Details

Reviewers

imp
tsoome
allanjude
bz
ashfixit_gmail.com

Commits

rG3daa8e165c66: pxeboot: improve and simplify rx handling

Summary

This pushes the bulk of the rx servicing into a single loop that's only
slightly convoluted, and it addresses a problem with rx handling in the
process.
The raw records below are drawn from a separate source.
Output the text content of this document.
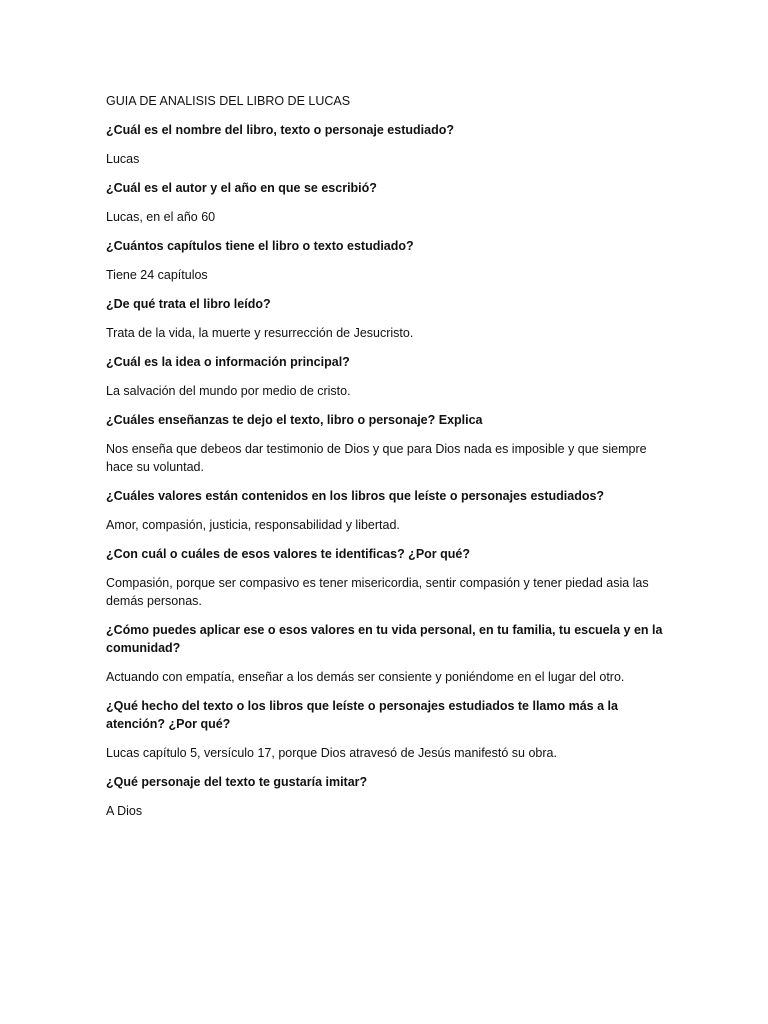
GUIA DE ANALISIS DEL LIBRO DE LUCAS

¿Cuál es el nombre del libro, texto o personaje estudiado?

Lucas

¿Cuál es el autor y el año en que se escribió?

Lucas, en el año 60

¿Cuántos capítulos tiene el libro o texto estudiado?

Tiene 24 capítulos

¿De qué trata el libro leído?

Trata de la vida, la muerte y resurrección de Jesucristo.

¿Cuál es la idea o información principal?

La salvación del mundo por medio de cristo.

¿Cuáles enseñanzas te dejo el texto, libro o personaje? Explica

Nos enseña que debeos dar testimonio de Dios y que para Dios nada es imposible y que siempre hace su voluntad.

¿Cuáles valores están contenidos en los libros que leíste o personajes estudiados?

Amor, compasión, justicia, responsabilidad y libertad.

¿Con cuál o cuáles de esos valores te identificas? ¿Por qué?

Compasión, porque ser compasivo es tener misericordia, sentir compasión y tener piedad asia las demás personas.

¿Cómo puedes aplicar ese o esos valores en tu vida personal, en tu familia, tu escuela y en la comunidad?

Actuando con empatía, enseñar a los demás ser consiente y poniéndome en el lugar del otro.

¿Qué hecho del texto o los libros que leíste o personajes estudiados te llamo más a la atención? ¿Por qué?

Lucas capítulo 5, versículo 17, porque Dios atravesó de Jesús manifestó su obra.

¿Qué personaje del texto te gustaría imitar?

A Dios
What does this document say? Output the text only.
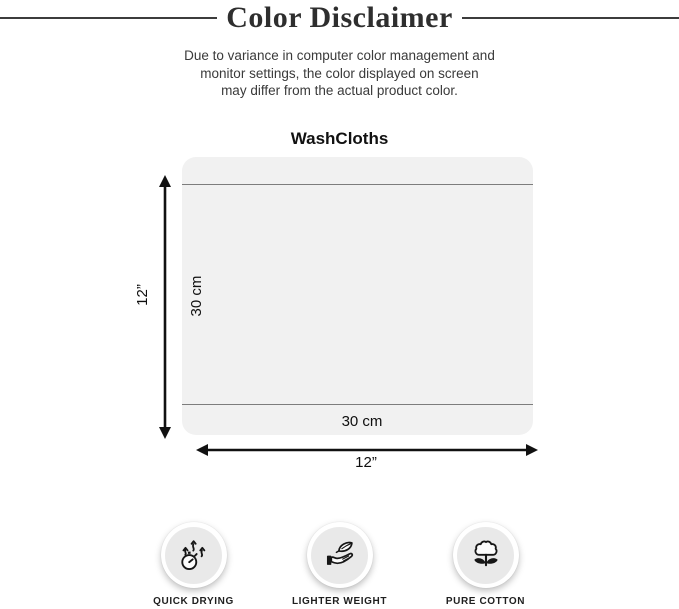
Color Disclaimer
Due to variance in computer color management and
monitor settings, the color displayed on screen
may differ from the actual product color.
WashCloths
12” 30 cm
30 cm
12”
QUICK DRYING	LIGHTER WEIGHT	PURE COTTON
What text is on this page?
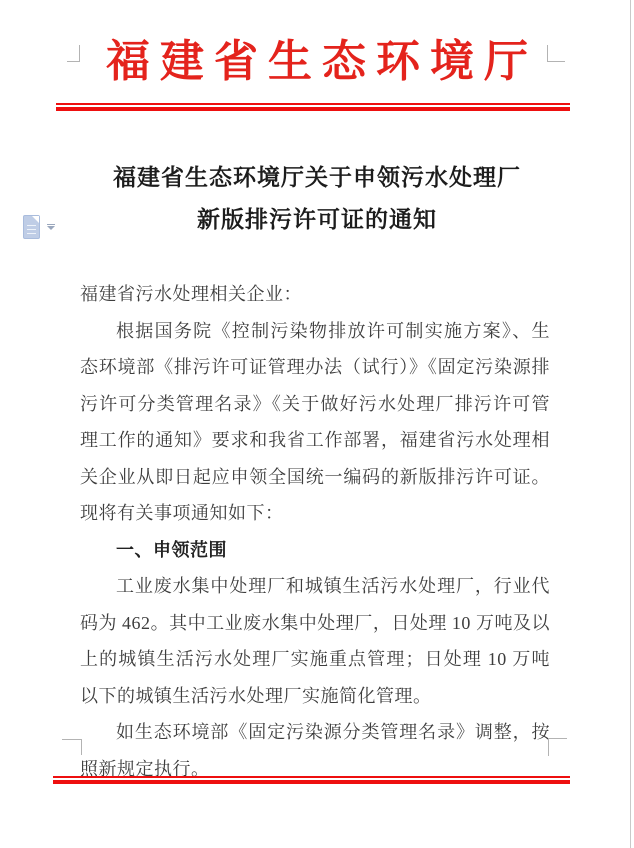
福建省生态环境厅
福建省生态环境厅关于申领污水处理厂
新版排污许可证的通知

福建省污水处理相关企业：

根据国务院《控制污染物排放许可制实施方案》、生态环境部《排污许可证管理办法（试行）》《固定污染源排污许可分类管理名录》《关于做好污水处理厂排污许可管理工作的通知》要求和我省工作部署，福建省污水处理相关企业从即日起应申领全国统一编码的新版排污许可证。现将有关事项通知如下：

一、申领范围

工业废水集中处理厂和城镇生活污水处理厂，行业代码为 462。其中工业废水集中处理厂，日处理 10 万吨及以上的城镇生活污水处理厂实施重点管理；日处理 10 万吨以下的城镇生活污水处理厂实施简化管理。

如生态环境部《固定污染源分类管理名录》调整，按照新规定执行。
If we hit a tx interrupt while we're processing, we'd
previously drop the frame on the floor completely and ultimately
timeout, increasing boot time on particularly busy hosts as we keep
having to backoff and resend.

After this patch, we don't seem to hit timeouts at all on zoo anymore
though loading a 27M kernel is still relatively slow (~1m20s).

Diff Detail

Repository

rG FreeBSD src repository

Lint

Lint Not Applicable

Unit

Tests Not Applicable

Event Timeline

kevans created this revision.Aug 12 2021, 3:02 AM

Herald added a subscriber: dab. · View Herald TranscriptAug 12 2021, 3:02 AM

kevans requested review of this revision.Aug 12 2021, 3:02 AM

Harbormaster completed remote builds in B41005: Diff 93580.Aug 12 2021, 3:03 AM

I've largely based this off of what Figure 3-5 in the PXE 2.1 spec seems to claim we should do... (and observing on zoo that we are seeing tx interrupts interlaced while we're processing a single rx frame)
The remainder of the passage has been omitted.